Log record timeout (in days) Specifies the number of days to keep log entries in the table before they are deleted. Log size limit in lines
Limits the number of lines that are stored in the LOG_FIELD. PDI stores logging for the transformation in a long text field (CLOB).
This property only applies to the Transformation logging type.
- Select the fields you want to log in the Fields to log pane, or keep the default selections.
- Click SQL to open the Simple SQL Editor.
- Enter your SQL statements in the Simple SQL Editor.
- Click Execute to execute the SQL code to create your log table, then click OK to exit the Results dialog box.
- Click Close to exit the Simple SQL Editor.
- Click OK to exit the Transformation Properties dialog box.
The next time you run your transformation, logging information will be displayed under the Execution History tab.
Monitoring the LOG_FIELD field can negatively impact Pentaho Server performance. However, if you don't select all fields, including LOG_FIELD, when configuring transformation logging, you will not see information about this transformation in the Operations Mart logging.
When you run a job or transformation that has logging enabled, you have the following options of log verbosity level in the Run Options window:
|Nothing||Do not record any logging output.|
|Error||Only show errors.|
|Minimal||Only use minimal logging.|
|Basic||This is the default level.|
|Detailed||Give detailed logging output.|
|Debug||For debugging purposes, very detailed output.|
|Row Level||Logging at a row level. This will generate a lot of log data.|
If the Enable time option is selected, all lines in the logging will be preceded by the time of day.
There are a few ways that you can monitor step performance in PDI. Two tools are particularly helpful: the Sniff Test tool and the Monitoring tab. You can also use graphs to view performance.
Sniff Test Tool
The sniff test displays data as it travels from one step to another in the stream.
To use this, complete these steps.
- Right-click a step in the transformation as it runs and select Sniff Test During Execution. There are three options in this menu:
- Sniff test input rows - Shows the data inputted into the step.
- Sniff test output rows - Shows the data outputted from the step.
- Sniff test error handling - Shows error handling data.
- After you've selected an option, values in the data stream appear. You are also able to observe throughput.

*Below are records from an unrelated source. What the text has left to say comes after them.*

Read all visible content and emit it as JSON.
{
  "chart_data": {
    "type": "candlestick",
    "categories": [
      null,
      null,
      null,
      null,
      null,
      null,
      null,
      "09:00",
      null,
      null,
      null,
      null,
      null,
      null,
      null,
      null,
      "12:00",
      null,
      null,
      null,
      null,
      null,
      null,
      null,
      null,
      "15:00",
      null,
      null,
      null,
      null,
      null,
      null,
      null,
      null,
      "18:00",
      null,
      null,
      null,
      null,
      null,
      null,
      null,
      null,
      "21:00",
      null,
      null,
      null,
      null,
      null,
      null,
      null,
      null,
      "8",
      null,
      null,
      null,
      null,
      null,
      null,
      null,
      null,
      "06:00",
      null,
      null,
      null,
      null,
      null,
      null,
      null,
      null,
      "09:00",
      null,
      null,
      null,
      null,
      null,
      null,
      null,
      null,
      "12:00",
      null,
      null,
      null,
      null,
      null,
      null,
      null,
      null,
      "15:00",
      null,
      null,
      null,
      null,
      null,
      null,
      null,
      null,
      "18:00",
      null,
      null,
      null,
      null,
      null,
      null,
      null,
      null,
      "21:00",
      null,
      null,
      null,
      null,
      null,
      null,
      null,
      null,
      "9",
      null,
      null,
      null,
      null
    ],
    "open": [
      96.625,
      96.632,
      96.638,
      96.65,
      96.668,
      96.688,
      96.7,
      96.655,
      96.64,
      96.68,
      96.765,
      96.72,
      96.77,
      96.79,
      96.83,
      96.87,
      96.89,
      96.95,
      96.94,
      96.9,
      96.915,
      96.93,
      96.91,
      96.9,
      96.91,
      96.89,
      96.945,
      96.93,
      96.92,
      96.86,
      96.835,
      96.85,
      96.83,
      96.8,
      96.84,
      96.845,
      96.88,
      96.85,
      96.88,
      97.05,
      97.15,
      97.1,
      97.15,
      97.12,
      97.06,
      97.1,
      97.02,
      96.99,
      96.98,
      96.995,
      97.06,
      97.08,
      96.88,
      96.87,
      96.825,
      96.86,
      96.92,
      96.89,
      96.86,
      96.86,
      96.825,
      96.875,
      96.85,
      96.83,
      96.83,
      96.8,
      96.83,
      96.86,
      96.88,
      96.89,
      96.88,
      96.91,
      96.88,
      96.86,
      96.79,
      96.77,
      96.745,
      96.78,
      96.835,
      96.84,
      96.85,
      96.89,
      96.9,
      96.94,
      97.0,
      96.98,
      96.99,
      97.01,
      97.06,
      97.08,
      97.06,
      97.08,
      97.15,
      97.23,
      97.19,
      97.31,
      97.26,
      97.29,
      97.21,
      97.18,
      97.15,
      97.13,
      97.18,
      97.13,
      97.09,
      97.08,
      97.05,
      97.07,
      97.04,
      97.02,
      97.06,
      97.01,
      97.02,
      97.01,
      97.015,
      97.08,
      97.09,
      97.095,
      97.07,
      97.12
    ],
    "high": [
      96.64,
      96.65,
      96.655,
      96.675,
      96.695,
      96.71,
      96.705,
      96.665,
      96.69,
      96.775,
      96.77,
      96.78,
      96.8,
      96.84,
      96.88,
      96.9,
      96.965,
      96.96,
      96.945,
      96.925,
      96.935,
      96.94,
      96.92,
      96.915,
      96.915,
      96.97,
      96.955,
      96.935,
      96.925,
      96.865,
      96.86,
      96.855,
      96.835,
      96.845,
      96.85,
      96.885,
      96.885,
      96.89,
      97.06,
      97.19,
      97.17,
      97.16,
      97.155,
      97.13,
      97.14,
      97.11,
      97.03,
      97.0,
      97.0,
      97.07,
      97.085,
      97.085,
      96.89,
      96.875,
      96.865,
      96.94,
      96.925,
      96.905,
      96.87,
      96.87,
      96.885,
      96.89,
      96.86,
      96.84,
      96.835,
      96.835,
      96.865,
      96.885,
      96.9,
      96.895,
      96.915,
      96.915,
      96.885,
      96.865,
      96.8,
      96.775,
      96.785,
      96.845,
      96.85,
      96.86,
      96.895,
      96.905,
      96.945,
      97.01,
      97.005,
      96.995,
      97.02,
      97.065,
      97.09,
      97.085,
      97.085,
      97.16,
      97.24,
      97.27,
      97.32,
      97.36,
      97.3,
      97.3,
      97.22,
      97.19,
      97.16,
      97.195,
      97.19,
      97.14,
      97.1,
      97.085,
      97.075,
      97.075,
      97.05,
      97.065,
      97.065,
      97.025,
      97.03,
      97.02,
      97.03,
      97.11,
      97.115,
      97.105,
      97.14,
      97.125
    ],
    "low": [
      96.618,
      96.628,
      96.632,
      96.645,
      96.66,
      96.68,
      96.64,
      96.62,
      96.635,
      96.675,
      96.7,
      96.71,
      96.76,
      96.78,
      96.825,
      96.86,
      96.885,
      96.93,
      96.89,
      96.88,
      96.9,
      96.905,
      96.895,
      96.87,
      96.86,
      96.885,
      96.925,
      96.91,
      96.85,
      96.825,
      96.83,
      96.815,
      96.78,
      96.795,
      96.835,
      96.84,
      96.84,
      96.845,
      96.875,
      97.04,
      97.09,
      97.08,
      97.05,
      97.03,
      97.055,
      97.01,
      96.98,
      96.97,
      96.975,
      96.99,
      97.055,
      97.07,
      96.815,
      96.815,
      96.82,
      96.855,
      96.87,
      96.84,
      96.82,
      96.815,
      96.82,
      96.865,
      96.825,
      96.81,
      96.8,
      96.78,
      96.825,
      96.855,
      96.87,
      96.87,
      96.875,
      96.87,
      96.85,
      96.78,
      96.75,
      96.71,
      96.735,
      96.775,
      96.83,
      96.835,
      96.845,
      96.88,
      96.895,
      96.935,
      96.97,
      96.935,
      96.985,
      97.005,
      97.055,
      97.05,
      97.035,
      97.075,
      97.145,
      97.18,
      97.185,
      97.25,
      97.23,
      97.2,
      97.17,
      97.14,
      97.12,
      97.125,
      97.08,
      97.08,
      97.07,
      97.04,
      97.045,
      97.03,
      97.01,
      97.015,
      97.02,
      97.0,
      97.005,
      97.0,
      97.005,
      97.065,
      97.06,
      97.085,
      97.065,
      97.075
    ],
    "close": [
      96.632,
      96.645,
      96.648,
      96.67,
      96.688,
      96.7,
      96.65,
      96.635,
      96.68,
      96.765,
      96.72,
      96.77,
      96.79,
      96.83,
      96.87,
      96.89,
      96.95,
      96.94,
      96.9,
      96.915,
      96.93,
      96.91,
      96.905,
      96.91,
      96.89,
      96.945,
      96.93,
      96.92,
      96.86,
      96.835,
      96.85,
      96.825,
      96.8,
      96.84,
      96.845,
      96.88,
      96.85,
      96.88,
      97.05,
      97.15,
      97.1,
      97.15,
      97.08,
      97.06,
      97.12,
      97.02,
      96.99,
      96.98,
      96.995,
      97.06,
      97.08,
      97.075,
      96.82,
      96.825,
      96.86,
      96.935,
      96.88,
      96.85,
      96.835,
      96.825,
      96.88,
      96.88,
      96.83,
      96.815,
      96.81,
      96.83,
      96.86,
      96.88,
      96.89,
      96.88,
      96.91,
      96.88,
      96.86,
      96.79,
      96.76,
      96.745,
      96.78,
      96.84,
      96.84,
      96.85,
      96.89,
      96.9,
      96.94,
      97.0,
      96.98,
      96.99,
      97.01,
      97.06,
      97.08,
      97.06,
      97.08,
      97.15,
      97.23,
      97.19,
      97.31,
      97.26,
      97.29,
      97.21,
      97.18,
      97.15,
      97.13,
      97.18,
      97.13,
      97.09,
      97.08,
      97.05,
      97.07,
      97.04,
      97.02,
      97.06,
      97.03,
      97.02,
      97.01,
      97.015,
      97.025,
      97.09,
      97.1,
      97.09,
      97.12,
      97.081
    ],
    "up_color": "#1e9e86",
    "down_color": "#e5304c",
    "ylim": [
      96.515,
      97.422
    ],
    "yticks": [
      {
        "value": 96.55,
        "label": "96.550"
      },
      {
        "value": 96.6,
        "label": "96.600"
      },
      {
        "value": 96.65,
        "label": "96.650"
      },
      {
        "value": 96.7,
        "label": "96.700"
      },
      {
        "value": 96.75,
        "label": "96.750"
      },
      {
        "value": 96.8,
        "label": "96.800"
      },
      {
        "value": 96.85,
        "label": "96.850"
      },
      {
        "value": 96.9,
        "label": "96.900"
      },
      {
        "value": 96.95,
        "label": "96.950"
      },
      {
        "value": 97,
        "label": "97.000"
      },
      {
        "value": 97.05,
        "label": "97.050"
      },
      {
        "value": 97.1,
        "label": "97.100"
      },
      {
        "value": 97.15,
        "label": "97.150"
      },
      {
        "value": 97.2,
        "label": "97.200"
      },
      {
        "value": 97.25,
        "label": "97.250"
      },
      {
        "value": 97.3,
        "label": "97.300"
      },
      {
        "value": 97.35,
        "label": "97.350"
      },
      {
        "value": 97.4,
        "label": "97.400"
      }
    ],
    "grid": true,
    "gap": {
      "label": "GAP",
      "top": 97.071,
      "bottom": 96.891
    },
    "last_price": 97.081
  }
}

The sniff test is designed to be used as a supplement to logs so that you can debug complex situations. Applying a sniff test slows transformation run speed, so use with care.
Pentaho Data Integration provides you with a tool for tracking the performance of individual steps in a transformation. By helping you identify the slowest step in the transformation, you can fine-tune and enhance the performance of your transformations.
You enable the step performance monitoring in the Transformation Properties dialog box. To access the dialog box right-click in the workspace that is displaying your transformation and choose, Transformation Settings. You can also access this dialog box, by pressing <CTRL + T>.
As shown in the sample screen capture above, the option to track performance (Enable step performance monitoring?) is not selected by default. Step performance monitoring may cause memory consumption problems in long-running transformations. By default, a performance snapshot is taken for all the running steps every second. This is not a CPU-intensive operation and, in most instances, does not negatively impact performance unless you have many steps in a transformation or you take a lot of snapshots (several per second, for example). You can control the number of snapshots in memory by changing the default value next to Maximum number of snapshots in memory. In addition, if you run in Spoon locally you may consume a fair amount of CPU power when you update the JFreeChart graphics under the Performance tab. Running in "headless" mode (Kitchen, Pan, Pentaho Server [slave server], Carte, Pentaho BI platform, and so on) does not have this drawback and should provide you with accurate performance statistics.